Cooking on Gas

By Helen Redstone, 11/10/2012

It will come as no surprise that I, along with 5 million others, am currently disproportionately interested in the Great British Bake Off (Tuesdays, BBC2, my money is on James for the win, has been since the beginning).

This week was ‘french week’, so as the contestants battled with choux pastry in their delightful ‘its very serious but actually its just cakes’ kind of way, the historical VT told us the story of Alexis Soyer, a French chef who became the most celebrated cook in Victorian England.

Soyer pioneered the use of gas cooking (previously everyone used coal) by building a huge gas powered kitchen at the Reform Club in London, a kitchen that became the second most popular tourist attraction in London. To win over the doubting masses to this new method he held huge banquets by cooking 600 roasts (and roasting an entire ox) every day, using gas, on vast ovens in full view of the diners. They did ‘big’ very well did the victorians.
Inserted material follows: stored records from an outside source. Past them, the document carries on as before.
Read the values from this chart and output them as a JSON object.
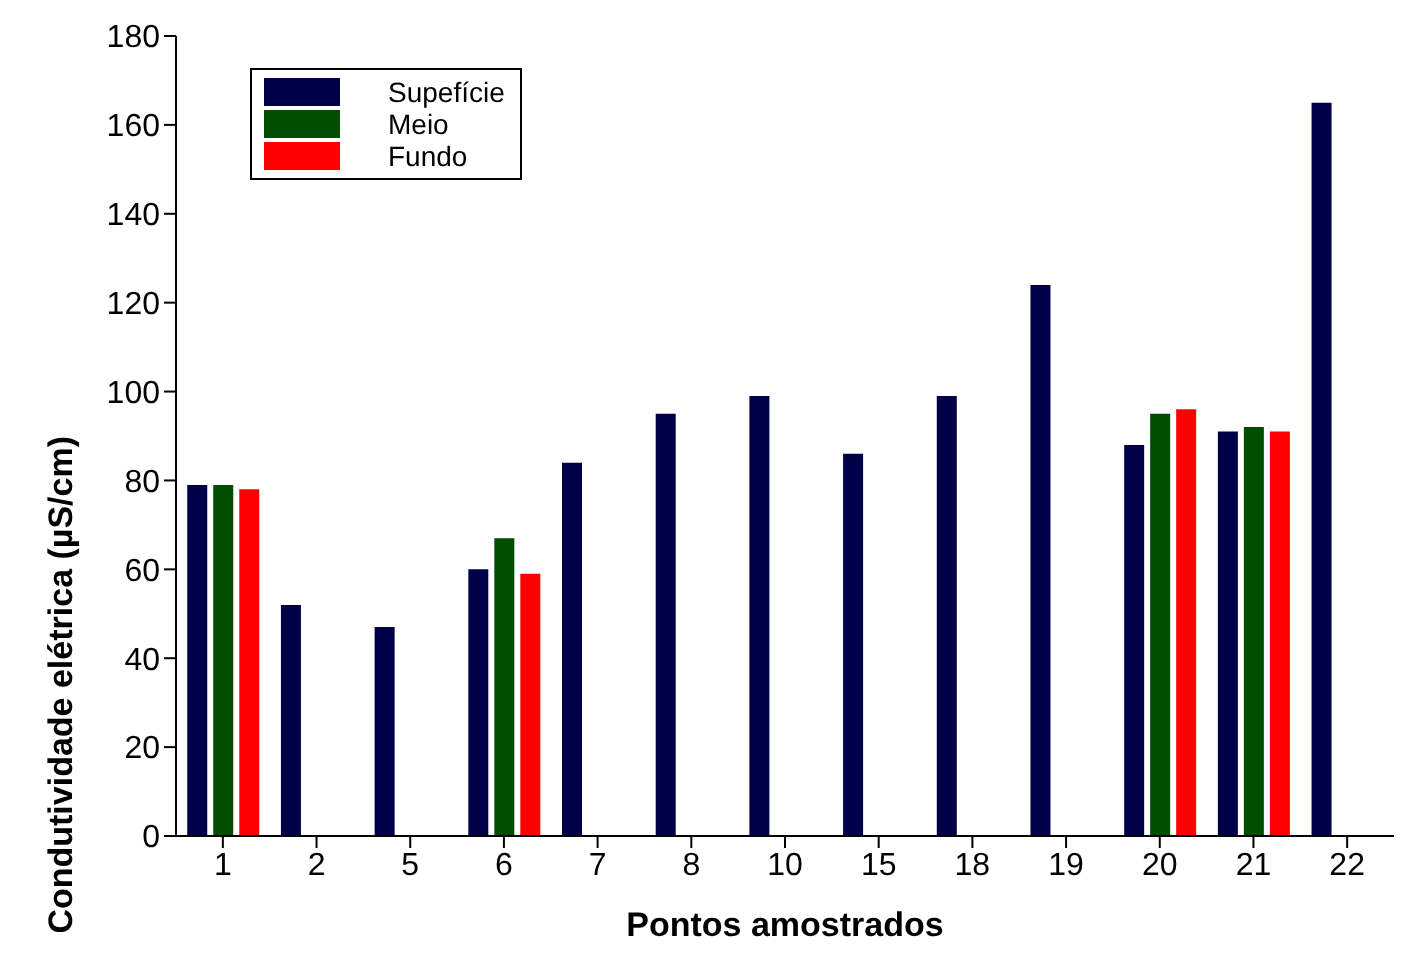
{
  "chart_data": {
    "type": "bar",
    "xlabel": "Pontos amostrados",
    "ylabel": "Condutividade elétrica (µS/cm)",
    "categories": [
      "1",
      "2",
      "5",
      "6",
      "7",
      "8",
      "10",
      "15",
      "18",
      "19",
      "20",
      "21",
      "22"
    ],
    "series": [
      {
        "name": "Supefície",
        "color": "#000048",
        "values": [
          79,
          52,
          47,
          60,
          84,
          95,
          99,
          86,
          99,
          124,
          88,
          91,
          165
        ]
      },
      {
        "name": "Meio",
        "color": "#004d00",
        "values": [
          79,
          null,
          null,
          67,
          null,
          null,
          null,
          null,
          null,
          null,
          95,
          92,
          null
        ]
      },
      {
        "name": "Fundo",
        "color": "#ff0000",
        "values": [
          78,
          null,
          null,
          59,
          null,
          null,
          null,
          null,
          null,
          null,
          96,
          91,
          null
        ]
      }
    ],
    "ylim": [
      0,
      180
    ],
    "yticks": [
      0,
      20,
      40,
      60,
      80,
      100,
      120,
      140,
      160,
      180
    ],
    "grid": false,
    "legend": "top left"
  }
}
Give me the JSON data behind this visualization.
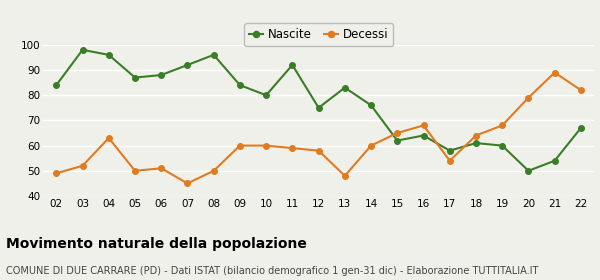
{
  "years": [
    "02",
    "03",
    "04",
    "05",
    "06",
    "07",
    "08",
    "09",
    "10",
    "11",
    "12",
    "13",
    "14",
    "15",
    "16",
    "17",
    "18",
    "19",
    "20",
    "21",
    "22"
  ],
  "nascite": [
    84,
    98,
    96,
    87,
    88,
    92,
    96,
    84,
    80,
    92,
    75,
    83,
    76,
    62,
    64,
    58,
    61,
    60,
    50,
    54,
    67
  ],
  "decessi": [
    49,
    52,
    63,
    50,
    51,
    45,
    50,
    60,
    60,
    59,
    58,
    48,
    60,
    65,
    68,
    54,
    64,
    68,
    79,
    89,
    82
  ],
  "nascite_color": "#3a7d27",
  "decessi_color": "#e07b20",
  "nascite_label": "Nascite",
  "decessi_label": "Decessi",
  "ylim": [
    40,
    100
  ],
  "yticks": [
    40,
    50,
    60,
    70,
    80,
    90,
    100
  ],
  "title": "Movimento naturale della popolazione",
  "subtitle": "COMUNE DI DUE CARRARE (PD) - Dati ISTAT (bilancio demografico 1 gen-31 dic) - Elaborazione TUTTITALIA.IT",
  "title_fontsize": 10,
  "subtitle_fontsize": 7,
  "background_color": "#f0f0eb",
  "grid_color": "#ffffff",
  "line_width": 1.5,
  "marker_size": 4
}
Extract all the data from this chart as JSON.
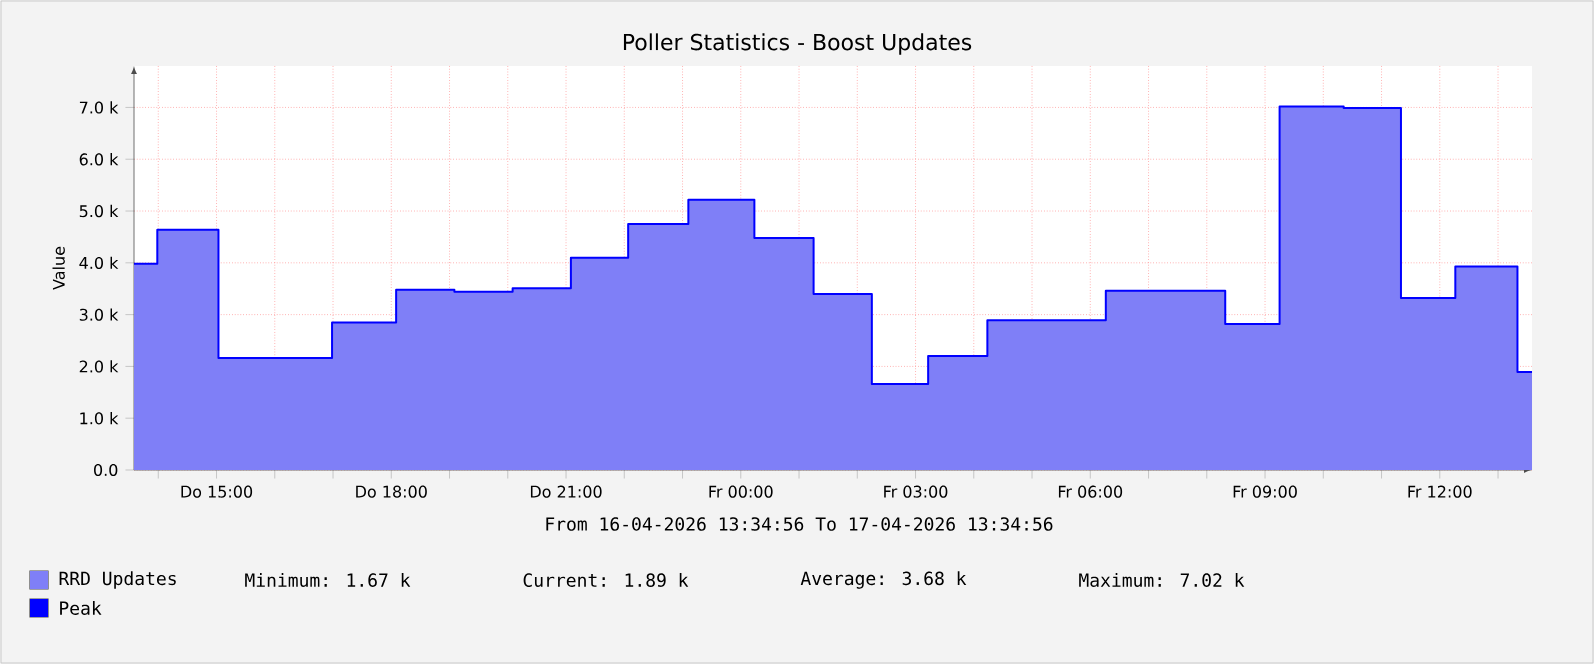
{
  "chart_data": {
    "type": "area",
    "title": "Poller Statistics - Boost Updates",
    "ylabel": "Value",
    "x": [
      "2026-04-16T13:35",
      "2026-04-16T13:59",
      "2026-04-16T15:02",
      "2026-04-16T16:59",
      "2026-04-16T18:05",
      "2026-04-16T19:05",
      "2026-04-16T20:05",
      "2026-04-16T21:05",
      "2026-04-16T22:04",
      "2026-04-16T23:06",
      "2026-04-17T00:14",
      "2026-04-17T01:15",
      "2026-04-17T02:15",
      "2026-04-17T03:13",
      "2026-04-17T04:14",
      "2026-04-17T06:16",
      "2026-04-17T08:19",
      "2026-04-17T09:15",
      "2026-04-17T10:21",
      "2026-04-17T11:20",
      "2026-04-17T12:16",
      "2026-04-17T13:20",
      "2026-04-17T13:35"
    ],
    "series": [
      {
        "name": "RRD Updates",
        "color": "#7f7ff7",
        "values": [
          3980,
          4640,
          2160,
          2850,
          3480,
          3440,
          3510,
          4100,
          4750,
          5220,
          4480,
          3400,
          1660,
          2200,
          2890,
          3460,
          2820,
          7020,
          6990,
          3320,
          3930,
          1890,
          1890
        ]
      },
      {
        "name": "Peak",
        "type": "step",
        "color": "#0000ff",
        "values": [
          3980,
          4640,
          2160,
          2850,
          3480,
          3440,
          3510,
          4100,
          4750,
          5220,
          4480,
          3400,
          1660,
          2200,
          2890,
          3460,
          2820,
          7020,
          6990,
          3320,
          3930,
          1890,
          1890
        ]
      }
    ],
    "xlim": [
      "2026-04-16T13:35",
      "2026-04-17T13:35"
    ],
    "xticks": [
      {
        "value": "2026-04-16T14:00",
        "label": null
      },
      {
        "value": "2026-04-16T15:00",
        "label": "Do 15:00"
      },
      {
        "value": "2026-04-16T16:00",
        "label": null
      },
      {
        "value": "2026-04-16T17:00",
        "label": null
      },
      {
        "value": "2026-04-16T18:00",
        "label": "Do 18:00"
      },
      {
        "value": "2026-04-16T19:00",
        "label": null
      },
      {
        "value": "2026-04-16T20:00",
        "label": null
      },
      {
        "value": "2026-04-16T21:00",
        "label": "Do 21:00"
      },
      {
        "value": "2026-04-16T22:00",
        "label": null
      },
      {
        "value": "2026-04-16T23:00",
        "label": null
      },
      {
        "value": "2026-04-17T00:00",
        "label": "Fr 00:00"
      },
      {
        "value": "2026-04-17T01:00",
        "label": null
      },
      {
        "value": "2026-04-17T02:00",
        "label": null
      },
      {
        "value": "2026-04-17T03:00",
        "label": "Fr 03:00"
      },
      {
        "value": "2026-04-17T04:00",
        "label": null
      },
      {
        "value": "2026-04-17T05:00",
        "label": null
      },
      {
        "value": "2026-04-17T06:00",
        "label": "Fr 06:00"
      },
      {
        "value": "2026-04-17T07:00",
        "label": null
      },
      {
        "value": "2026-04-17T08:00",
        "label": null
      },
      {
        "value": "2026-04-17T09:00",
        "label": "Fr 09:00"
      },
      {
        "value": "2026-04-17T10:00",
        "label": null
      },
      {
        "value": "2026-04-17T11:00",
        "label": null
      },
      {
        "value": "2026-04-17T12:00",
        "label": "Fr 12:00"
      },
      {
        "value": "2026-04-17T13:00",
        "label": null
      }
    ],
    "ylim": [
      0,
      7800
    ],
    "yticks": [
      {
        "value": 0,
        "label": "0.0"
      },
      {
        "value": 1000,
        "label": "1.0 k"
      },
      {
        "value": 2000,
        "label": "2.0 k"
      },
      {
        "value": 3000,
        "label": "3.0 k"
      },
      {
        "value": 4000,
        "label": "4.0 k"
      },
      {
        "value": 5000,
        "label": "5.0 k"
      },
      {
        "value": 6000,
        "label": "6.0 k"
      },
      {
        "value": 7000,
        "label": "7.0 k"
      }
    ],
    "grid": true,
    "legend": "bottom",
    "annotations": [
      "From 16-04-2026 13:34:56 To 17-04-2026 13:34:56",
      "Minimum: 1.67 k",
      "Current: 1.89 k",
      "Average: 3.68 k",
      "Maximum: 7.02 k"
    ]
  }
}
By creating a public spectacle he was able to show people that gas wasn’t dangerous, but it was in fact the future of their domestic cooking, and he went on to sell a lot of gas stoves for the home – a brilliant example of using a dramatic symbol of reevaluation to get past the shock of the new.

This week’s episode is still available to watch on iplayer (the Soyer story comes in at 21 minutes if you are less interested in Brendan’s pastry swan petit fours than i am).